Figure 5. Uncaging of PI(4,5)P2, but not DAG augments exocytosis.

(a) Left panel: mean whole-cell capacitance responses during the test pulse of chromaffin cells loaded with cg-PI(4,5)P2 (data from compounds 1a,b and 2a,b pooled, uncaging group: blue, control group: grey). Different secretion phases are indicated. Right panel: cell-wise quantification. IRP = Immediately Releasable Pool; RRP = Readily Releasable Pool, slope = slope determined by linear fit of sliding capacitance. (b) Structure of caged DAG (cg-DAG). (c) Titration to determine the intracellular cg-PI(4,5)P2 concentration by comparison of coumarin fluorescence in cells loaded with known cg-DAG concentrations via the patch pipette, yielding [cg-PI(4,5)P2]=29 µM. (d) Left panel: depolarization-induced capacitance (average trace) elicited by the test pulse (same stimulation as in Figure 4a) in cells exposed to DAG uncaging (green), or not (grey, control). No augmentation was seen. Middle and right panel: quantification of IRP, RRP, total secretion and slope revealed no significant changes. Scale bars 20 fF/1 s. Statistical testing by unpaired Student’s t-test; **p<0.01; ***p<0.001. Number of cells (n): panel a: n = 50 (wild type control), n = 49 (wild type PI(4,5)P2 uncaging); panel c: n = 16 (cg-DAG 5 µM), n = 3 (cg-DAG 15 µM), n = 6 (cg-DAG 30 µM), n = 4 (cg-DAG 45 µM), n = 5 (cg-DAG 100 µM), n = 14 (cg-PI(4,5)P2), panel d: we used two different cg-DAG concentrations (cg-DAG, 45 µM = 6 cells and cg-DAG, 30 µM = 15 cells); pooled results are shown; n = 20 (wild type control), n = 21 (wild type DAG-uncaging).

Figure 5.

Figure 5—figure supplement 1. Blocking PI(4,5)P2-degradation to DAG augments recovery of the RRP.

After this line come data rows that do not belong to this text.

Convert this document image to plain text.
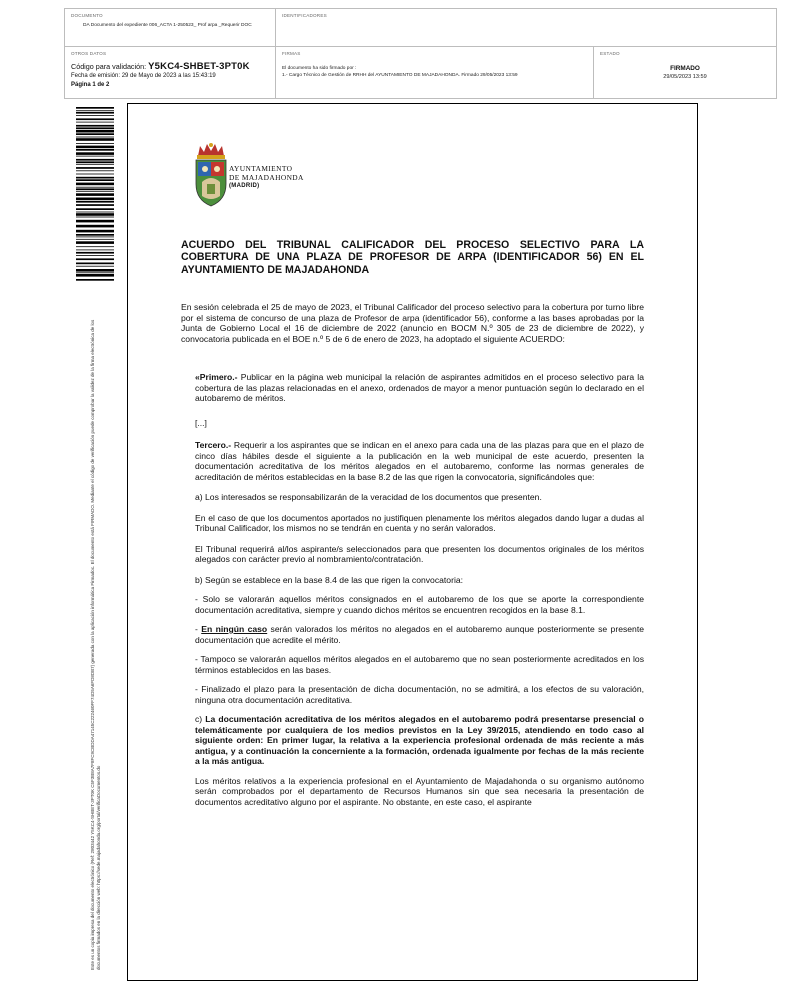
DOCUMENTO
DA Documento del expediente 006_ACTA 1-250523_ Prof arpa _Requerir DOC
IDENTIFICADORES
OTROS DATOS	FIRMAS
El documento ha sido firmado por :
1.- Cargo Técnico de Gestión de RRHH del AYUNTAMIENTO DE MAJADAHONDA. Firmado 29/05/2023 13:59
ESTADO
FIRMADO
29/05/2023 13:59
Código para validación: Y5KC4-SHBET-3PT0K
Fecha de emisión: 29 de Mayo de 2023 a las 15:43:19
Página 1 de 2
Este es un copia impresa del documento electrónico (Ref: 2803442 Y5KC4-SHBET-3PT0K C5F3B8A7F8FC9CBDDA47145C222460FF74D5A6FD8DB7) generada con la aplicación informática Firmadoc. El documento está FIRMADO. Mediante el código de verificación puede comprobar la validez de la firma electrónica de los documentos firmados en la dirección web: https://sede.majadahonda.org/portal/verificaDocumentos.do
AYUNTAMIENTO
DE MAJADAHONDA
(MADRID)
ACUERDO DEL TRIBUNAL CALIFICADOR DEL PROCESO SELECTIVO PARA LA COBERTURA DE UNA PLAZA DE PROFESOR DE ARPA (IDENTIFICADOR 56) EN EL AYUNTAMIENTO DE MAJADAHONDA

En sesión celebrada el 25 de mayo de 2023, el Tribunal Calificador del proceso selectivo para la cobertura por turno libre por el sistema de concurso de una plaza de Profesor de arpa (identificador 56), conforme a las bases aprobadas por la Junta de Gobierno Local el 16 de diciembre de 2022 (anuncio en BOCM N.º 305 de 23 de diciembre de 2022), y convocatoria publicada en el BOE n.º 5 de 6 de enero de 2023, ha adoptado el siguiente ACUERDO:

«Primero.- Publicar en la página web municipal la relación de aspirantes admitidos en el proceso selectivo para la cobertura de las plazas relacionadas en el anexo, ordenados de mayor a menor puntuación según lo declarado en el autobaremo de méritos.

[...]

Tercero.- Requerir a los aspirantes que se indican en el anexo para cada una de las plazas para que en el plazo de cinco días hábiles desde el siguiente a la publicación en la web municipal de este acuerdo, presenten la documentación acreditativa de los méritos alegados en el autobaremo, conforme las normas generales de acreditación de méritos establecidas en la base 8.2 de las que rigen la convocatoria, significándoles que:

a) Los interesados se responsabilizarán de la veracidad de los documentos que presenten.

En el caso de que los documentos aportados no justifiquen plenamente los méritos alegados dando lugar a dudas al Tribunal Calificador, los mismos no se tendrán en cuenta y no serán valorados.

El Tribunal requerirá al/los aspirante/s seleccionados para que presenten los documentos originales de los méritos alegados con carácter previo al nombramiento/contratación.

b) Según se establece en la base 8.4 de las que rigen la convocatoria:

- Solo se valorarán aquellos méritos consignados en el autobaremo de los que se aporte la correspondiente documentación acreditativa, siempre y cuando dichos méritos se encuentren recogidos en la base 8.1.

- En ningún caso serán valorados los méritos no alegados en el autobaremo aunque posteriormente se presente documentación que acredite el mérito.

- Tampoco se valorarán aquellos méritos alegados en el autobaremo que no sean posteriormente acreditados en los términos establecidos en las bases.

- Finalizado el plazo para la presentación de dicha documentación, no se admitirá, a los efectos de su valoración, ninguna otra documentación acreditativa.

c) La documentación acreditativa de los méritos alegados en el autobaremo podrá presentarse presencial o telemáticamente por cualquiera de los medios previstos en la Ley 39/2015, atendiendo en todo caso al siguiente orden: En primer lugar, la relativa a la experiencia profesional ordenada de más reciente a más antigua, y a continuación la concerniente a la formación, ordenada igualmente por fechas de la más reciente a la más antigua.

Los méritos relativos a la experiencia profesional en el Ayuntamiento de Majadahonda o su organismo autónomo serán comprobados por el departamento de Recursos Humanos sin que sea necesaria la presentación de documentos acreditativo alguno por el aspirante. No obstante, en este caso, el aspirante
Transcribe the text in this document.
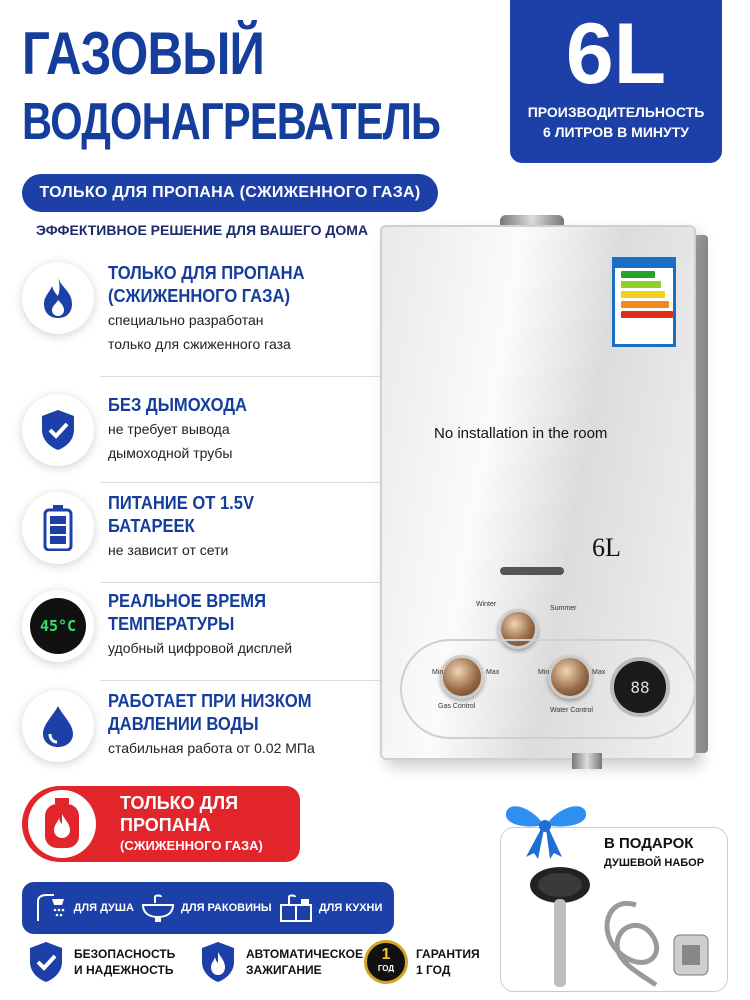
ГАЗОВЫЙ
ВОДОНАГРЕВАТЕЛЬ
6L
ПРОИЗВОДИТЕЛЬНОСТЬ
6 ЛИТРОВ В МИНУТУ
ТОЛЬКО ДЛЯ ПРОПАНА (СЖИЖЕННОГО ГАЗА)
ЭФФЕКТИВНОЕ РЕШЕНИЕ ДЛЯ ВАШЕГО ДОМА
ТОЛЬКО ДЛЯ ПРОПАНА
(СЖИЖЕННОГО ГАЗА)
специально разработан
только для сжиженного газа
БЕЗ ДЫМОХОДА
не требует вывода
дымоходной трубы
ПИТАНИЕ ОТ 1.5V
БАТАРЕЕК
не зависит от сети
45°C
РЕАЛЬНОЕ ВРЕМЯ
ТЕМПЕРАТУРЫ
удобный цифровой дисплей
РАБОТАЕТ ПРИ НИЗКОМ
ДАВЛЕНИИ ВОДЫ
стабильная работа от 0.02 МПа
No installation in the room
6L
Winter
Summer
Min	Max
Gas Control
Min	Max
Water Control
88
ТОЛЬКО ДЛЯ
ПРОПАНА
(СЖИЖЕННОГО ГАЗА)	В ПОДАРОК
ДУШЕВОЙ НАБОР
ДЛЯ ДУША	ДЛЯ РАКОВИНЫ	ДЛЯ КУХНИ
БЕЗОПАСНОСТЬ
И НАДЕЖНОСТЬ
АВТОМАТИЧЕСКОЕ
ЗАЖИГАНИЕ
1
ГОД
ГАРАНТИЯ
1 ГОД
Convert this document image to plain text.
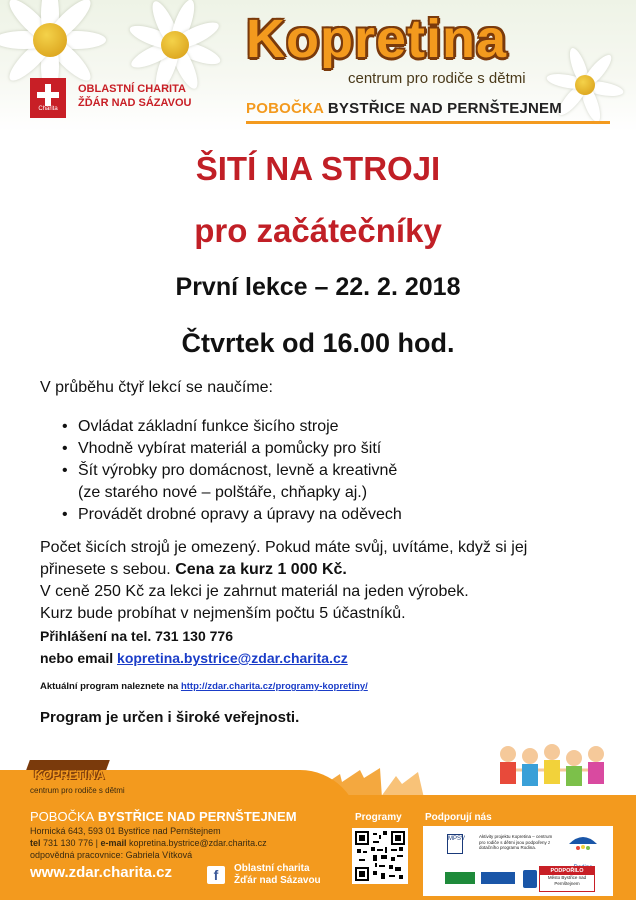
Charita
OBLASTNÍ CHARITA
ŽĎÁR NAD SÁZAVOU
Kopretina
centrum pro rodiče s dětmi
POBOČKA BYSTŘICE NAD PERNŠTEJNEM
ŠITÍ NA STROJI
pro začátečníky
První lekce – 22. 2. 2018
Čtvrtek od 16.00 hod.
V průběhu čtyř lekcí se naučíme:
• Ovládat základní funkce šicího stroje
• Vhodně vybírat materiál a pomůcky pro šití
• Šít výrobky pro domácnost, levně a kreativně
(ze starého nové – polštáře, chňapky aj.)
• Provádět drobné opravy a úpravy na oděvech
Počet šicích strojů je omezený. Pokud máte svůj, uvítáme, když si jej
přinesete s sebou. Cena za kurz 1 000 Kč.
V ceně 250 Kč za lekci je zahrnut materiál na jeden výrobek.
Kurz bude probíhat v nejmenším počtu 5 účastníků.
Přihlášení na tel. 731 130 776
nebo email kopretina.bystrice@zdar.charita.cz
Aktuální program naleznete na http://zdar.charita.cz/programy-kopretiny/
Program je určen i široké veřejnosti.
KOPRETINA
centrum pro rodiče s dětmi
POBOČKA BYSTŘICE NAD PERNŠTEJNEM
Hornická 643, 593 01 Bystřice nad Pernštejnem
tel 731 130 776 | e-mail kopretina.bystrice@zdar.charita.cz
odpovědná pracovnice: Gabriela Vítková
www.zdar.charita.cz	f	Oblastní charita
Žďár nad Sázavou
Programy Podporují nás
MPSV	Aktivity projektu Kopretina – centrum pro rodiče s dětmi jsou podpořeny z dotačního programu Rodina.
PODPOŘILO
Město Bystřice nad Pernštejnem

Figure 5—figure supplement 1.

These experiments measure exocytosis (capacitance changes) induced by sudden intracellular Ca2+ elevations. (a) Ca2+ uncaging (at arrow) stimulates fast and slow components of exocytosis. The response to a second Ca2+ uncaging (Stimulation 2, 100 s after Stimulation 1) is smaller. We reasoned that Ca2+ not only triggers the release of secretory vesicles from chromaffin cells, but also activates PLC, leading to PI(4,5)P2 hydrolysis. To test whether the lack of full recovery after the first stimulation might be due to an induction of PLC activity, we blocked PLC pharmacologically. Top panel: intracellular [Ca2+] (mean) following uncaging (at 0.5 s, see arrow). Bottom panel: average capacitance traces. Black traces are the first stimulation, red traces a second stimulation delivered 100 s later. Shown are mean traces from all measured cells. The inactive analog U73343 of the PLC inhibitor was present in the pipette (concentration 10 μM). (b) Similar experiment, but including the active PLC inhibitor (U73122, 10 μM) in the patch-clamp pipette. (c) The preflash (before uncaging) [Ca2+] (mean ±SEM) was unchanged between experiments performed with the active and the inactive compound (blue and green bars, respectively, a two-tailed Student’s t-test was used to test for differences between means, Stimulation 1: p=0.733; Stimulation 2: p=0.936). (d) Kinetic analysis of capacitance traces was used to identify the Readily-Releasable Pool (RRP) and the Slowly-Releasable Pool (SRP). The fractional recovery of the RRP (mean ±SEM) was significantly augmented by the active PLC-inhibitor (tested by a Student’s t-test p=0.0379 for RRP and p=0.323 for SRP). Number of cells, n = 36 (U73343), n = 36 (U73122). *p<0.05.